Risk takes courage
The authors of this piece are Josef Havlíček and Karel Honzík. They belong to the youngest generation of Czech architects raised in the era of the functionalist avantgarde. They became the bearers of bold ideas within Czech functionalism. With a daring attitude, they won the architectural competition for this building, despite not adhering to the pre-set rules regarding the shape of the closed block.
They were inspired by Le Corbusier putting emphasis on function, rationality and natural lighting. Josef Havlíček and Karel Honzík followed his footsteps when designing the Žižkov building.
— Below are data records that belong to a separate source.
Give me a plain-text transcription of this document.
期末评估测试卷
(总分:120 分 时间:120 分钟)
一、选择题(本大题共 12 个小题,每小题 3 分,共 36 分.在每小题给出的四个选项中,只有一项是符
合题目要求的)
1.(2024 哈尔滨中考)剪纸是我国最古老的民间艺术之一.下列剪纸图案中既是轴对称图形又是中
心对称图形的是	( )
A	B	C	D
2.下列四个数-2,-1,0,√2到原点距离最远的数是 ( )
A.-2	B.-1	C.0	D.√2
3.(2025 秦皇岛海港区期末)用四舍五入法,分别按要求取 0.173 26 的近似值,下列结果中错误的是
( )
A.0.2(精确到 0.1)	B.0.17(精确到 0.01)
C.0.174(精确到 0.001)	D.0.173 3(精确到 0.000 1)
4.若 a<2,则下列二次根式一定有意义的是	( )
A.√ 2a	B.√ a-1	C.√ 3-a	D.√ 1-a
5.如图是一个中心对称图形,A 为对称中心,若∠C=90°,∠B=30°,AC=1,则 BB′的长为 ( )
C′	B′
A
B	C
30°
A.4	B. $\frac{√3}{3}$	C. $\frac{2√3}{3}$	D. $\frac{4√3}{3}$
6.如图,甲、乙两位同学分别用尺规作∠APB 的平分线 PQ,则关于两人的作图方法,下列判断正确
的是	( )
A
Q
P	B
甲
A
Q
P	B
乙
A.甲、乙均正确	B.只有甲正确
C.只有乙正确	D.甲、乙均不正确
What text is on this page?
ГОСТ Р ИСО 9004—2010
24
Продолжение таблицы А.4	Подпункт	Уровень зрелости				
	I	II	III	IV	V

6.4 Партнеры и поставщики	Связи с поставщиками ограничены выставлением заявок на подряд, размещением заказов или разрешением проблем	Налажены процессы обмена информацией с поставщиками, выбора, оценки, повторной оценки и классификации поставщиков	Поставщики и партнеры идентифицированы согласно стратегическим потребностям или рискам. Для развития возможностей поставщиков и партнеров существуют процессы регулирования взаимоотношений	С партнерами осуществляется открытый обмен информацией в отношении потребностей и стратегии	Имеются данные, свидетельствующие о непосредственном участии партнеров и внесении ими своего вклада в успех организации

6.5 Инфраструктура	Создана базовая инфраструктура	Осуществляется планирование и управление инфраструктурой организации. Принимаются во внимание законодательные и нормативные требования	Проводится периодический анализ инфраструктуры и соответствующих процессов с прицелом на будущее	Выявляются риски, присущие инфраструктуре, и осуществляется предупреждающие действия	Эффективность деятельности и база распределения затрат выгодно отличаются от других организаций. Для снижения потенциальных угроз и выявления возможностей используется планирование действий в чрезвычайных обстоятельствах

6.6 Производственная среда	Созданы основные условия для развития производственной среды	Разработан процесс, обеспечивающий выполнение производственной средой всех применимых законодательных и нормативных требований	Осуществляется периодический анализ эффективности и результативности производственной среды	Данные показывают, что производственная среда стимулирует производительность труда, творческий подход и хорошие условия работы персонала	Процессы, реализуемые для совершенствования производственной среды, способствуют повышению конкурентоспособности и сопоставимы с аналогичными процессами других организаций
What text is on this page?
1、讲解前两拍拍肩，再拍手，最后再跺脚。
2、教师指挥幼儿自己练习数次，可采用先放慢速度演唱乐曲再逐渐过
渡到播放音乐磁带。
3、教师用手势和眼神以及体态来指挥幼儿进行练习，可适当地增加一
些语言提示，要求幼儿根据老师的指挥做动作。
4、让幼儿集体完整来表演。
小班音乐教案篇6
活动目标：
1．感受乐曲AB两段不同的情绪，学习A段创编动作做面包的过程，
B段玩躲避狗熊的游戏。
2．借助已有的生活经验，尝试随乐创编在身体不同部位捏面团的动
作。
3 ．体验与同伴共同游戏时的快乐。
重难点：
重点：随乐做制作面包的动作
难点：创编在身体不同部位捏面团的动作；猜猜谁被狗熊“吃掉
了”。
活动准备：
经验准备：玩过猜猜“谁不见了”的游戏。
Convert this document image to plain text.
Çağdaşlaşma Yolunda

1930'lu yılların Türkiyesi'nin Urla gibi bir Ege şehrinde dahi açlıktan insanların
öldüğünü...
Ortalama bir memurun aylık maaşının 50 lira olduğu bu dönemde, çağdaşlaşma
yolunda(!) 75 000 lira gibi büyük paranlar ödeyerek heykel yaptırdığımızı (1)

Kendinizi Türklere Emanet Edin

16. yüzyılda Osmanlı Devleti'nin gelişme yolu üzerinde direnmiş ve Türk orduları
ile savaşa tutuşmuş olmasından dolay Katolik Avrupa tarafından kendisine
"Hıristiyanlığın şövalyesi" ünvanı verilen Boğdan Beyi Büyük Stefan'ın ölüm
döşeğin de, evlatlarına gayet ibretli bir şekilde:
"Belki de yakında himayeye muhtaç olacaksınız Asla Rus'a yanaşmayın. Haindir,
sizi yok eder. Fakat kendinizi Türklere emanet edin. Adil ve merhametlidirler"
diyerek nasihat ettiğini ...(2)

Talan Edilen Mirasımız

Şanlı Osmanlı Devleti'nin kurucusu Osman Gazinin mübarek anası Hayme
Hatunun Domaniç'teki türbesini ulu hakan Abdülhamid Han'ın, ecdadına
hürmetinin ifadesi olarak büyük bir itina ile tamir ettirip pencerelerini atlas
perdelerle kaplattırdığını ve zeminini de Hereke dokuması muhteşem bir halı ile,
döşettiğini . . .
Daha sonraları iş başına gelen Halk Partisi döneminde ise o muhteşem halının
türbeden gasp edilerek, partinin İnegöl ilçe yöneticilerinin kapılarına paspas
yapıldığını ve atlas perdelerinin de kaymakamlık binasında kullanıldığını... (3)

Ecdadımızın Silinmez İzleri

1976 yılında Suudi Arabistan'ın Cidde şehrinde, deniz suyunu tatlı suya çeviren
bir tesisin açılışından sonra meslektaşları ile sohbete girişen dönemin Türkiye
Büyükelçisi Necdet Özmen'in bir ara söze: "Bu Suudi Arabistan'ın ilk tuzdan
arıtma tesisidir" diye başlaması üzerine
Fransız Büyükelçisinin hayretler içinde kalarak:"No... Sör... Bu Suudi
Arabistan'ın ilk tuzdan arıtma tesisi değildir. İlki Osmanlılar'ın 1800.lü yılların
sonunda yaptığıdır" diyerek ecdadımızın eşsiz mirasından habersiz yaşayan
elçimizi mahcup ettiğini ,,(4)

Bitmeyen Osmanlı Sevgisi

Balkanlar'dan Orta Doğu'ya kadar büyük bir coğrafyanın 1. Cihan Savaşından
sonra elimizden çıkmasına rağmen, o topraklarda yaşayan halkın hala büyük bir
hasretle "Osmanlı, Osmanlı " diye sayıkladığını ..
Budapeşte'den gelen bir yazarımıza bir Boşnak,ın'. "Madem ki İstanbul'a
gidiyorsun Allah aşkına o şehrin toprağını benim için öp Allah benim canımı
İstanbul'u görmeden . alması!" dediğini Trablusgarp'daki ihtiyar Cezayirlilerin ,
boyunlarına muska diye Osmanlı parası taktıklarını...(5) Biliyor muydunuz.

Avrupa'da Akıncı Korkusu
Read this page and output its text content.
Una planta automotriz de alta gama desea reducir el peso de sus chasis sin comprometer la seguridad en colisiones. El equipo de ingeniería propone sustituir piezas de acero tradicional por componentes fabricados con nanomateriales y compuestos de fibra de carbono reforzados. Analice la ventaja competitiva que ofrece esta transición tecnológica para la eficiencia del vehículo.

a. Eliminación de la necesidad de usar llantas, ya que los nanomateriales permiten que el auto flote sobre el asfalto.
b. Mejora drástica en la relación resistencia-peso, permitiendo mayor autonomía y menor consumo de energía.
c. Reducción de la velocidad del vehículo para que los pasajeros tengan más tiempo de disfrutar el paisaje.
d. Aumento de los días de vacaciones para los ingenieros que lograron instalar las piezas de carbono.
And that is how the first Czech skyscraper came to life
The architects came with a cross floor plan in order to ensure that all 700 offices can benefit from daylight. They planned to build eleven floors which, in the thirties, meant that the building would become the tallest in the Czech Republic. The building received praise for being “the most daring” and “most successful” during its era.
Using decoré was considered taboo in the functionalist era. To compensate for this the architects did their best to incorporate a combination of shapes, materials and colors into the design of the building.
The cross floor plan allows for shorter corridors.
An efficacious conditioning system ensures the building breathes.
All the day light
Tall ceilings and ribbon windows ensure plenty of daylight.
Marble, glass, wood or metal: a fine diversity of material wherever you look
A joyful future
New owners took over in 2018, wanting to bring the building back to life. Their plan is to revitalize it with the art, culture and gastro industries. The goal is to return this functionalist gem back to its prime purpose: to be of value for its people and serve the community.